Question

in what distance can a 1500kg automobile be stopped if the brake is applied when the speed is 20m/s and the coefficient of sliding friction is 0.7 between the tyres and the ground?please I need a full step by step explanation

Answer 1

1) The braking force is provided by the frictional force, which is given by:

`F_f=\mu m g`

where

`\mu=0.7` is the coefficient of friction

m=1500 kg is the mass of the car

`g=9.81 m/s^2` is the gravitational acceleration

Substituting numbers into the equation, we find

`F_f= (0.7)(1500 kg)(9.81 m/s^2)=10301 N`

2) The work done by the frictional force to stop the car is equal to the product between the force and the distance d:

`W=-F_fd` (1)

where we put a negative sign because the force is in the opposite direction of the motion of the car.
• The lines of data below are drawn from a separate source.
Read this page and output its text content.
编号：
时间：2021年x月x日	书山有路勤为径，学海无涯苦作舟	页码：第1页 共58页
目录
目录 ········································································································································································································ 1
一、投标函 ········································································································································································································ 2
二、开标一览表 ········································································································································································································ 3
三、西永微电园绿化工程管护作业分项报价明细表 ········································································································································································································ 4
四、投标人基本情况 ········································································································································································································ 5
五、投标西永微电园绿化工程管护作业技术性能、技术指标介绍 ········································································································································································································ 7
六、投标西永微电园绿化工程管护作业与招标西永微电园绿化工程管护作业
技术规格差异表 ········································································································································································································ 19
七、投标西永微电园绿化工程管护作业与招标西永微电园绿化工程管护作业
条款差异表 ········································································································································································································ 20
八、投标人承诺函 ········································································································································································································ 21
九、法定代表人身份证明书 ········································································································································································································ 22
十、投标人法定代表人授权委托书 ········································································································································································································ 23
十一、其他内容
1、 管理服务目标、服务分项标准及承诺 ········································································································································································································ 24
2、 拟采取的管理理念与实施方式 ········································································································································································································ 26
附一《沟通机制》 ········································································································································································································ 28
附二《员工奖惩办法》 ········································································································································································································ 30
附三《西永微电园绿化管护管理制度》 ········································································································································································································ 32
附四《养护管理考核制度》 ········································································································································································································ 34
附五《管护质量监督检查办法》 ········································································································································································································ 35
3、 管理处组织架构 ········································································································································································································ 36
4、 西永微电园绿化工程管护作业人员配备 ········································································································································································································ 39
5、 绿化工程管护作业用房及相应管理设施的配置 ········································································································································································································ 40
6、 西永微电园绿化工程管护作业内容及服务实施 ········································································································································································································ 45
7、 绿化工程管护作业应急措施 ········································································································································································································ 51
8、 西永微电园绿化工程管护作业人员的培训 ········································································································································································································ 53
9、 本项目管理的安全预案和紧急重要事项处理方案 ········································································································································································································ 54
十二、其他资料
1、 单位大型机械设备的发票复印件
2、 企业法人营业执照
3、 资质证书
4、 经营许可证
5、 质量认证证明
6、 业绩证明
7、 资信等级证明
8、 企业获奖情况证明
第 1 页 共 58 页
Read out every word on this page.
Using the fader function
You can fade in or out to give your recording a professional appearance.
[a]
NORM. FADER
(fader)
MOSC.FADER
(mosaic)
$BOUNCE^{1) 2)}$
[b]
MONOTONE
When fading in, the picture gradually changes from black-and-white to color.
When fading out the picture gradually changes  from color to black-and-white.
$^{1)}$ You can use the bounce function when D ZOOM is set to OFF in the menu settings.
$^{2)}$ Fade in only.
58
3) For the work-energy theorem, the work done by the frictional force is equal to the variation of kinetic energy of the car:

`\Delta K=K_f -K_i =W` (2)

The final kinetic energy is zero, so the variation of kinetic energy is just equal to the initial kinetic energy of the car:

`\Delta K=-K_i=-(1)/(2)mv^2=-(1)/(2)(1500 kg)(20 m/s)^2=-300000 J`

4) By equalizing eq. (1) and (2), we find the distance, d:

`-K_i = -Fd`

`d=(K_i)/(F)=(300000 J)/(10301 N)=29.1 m`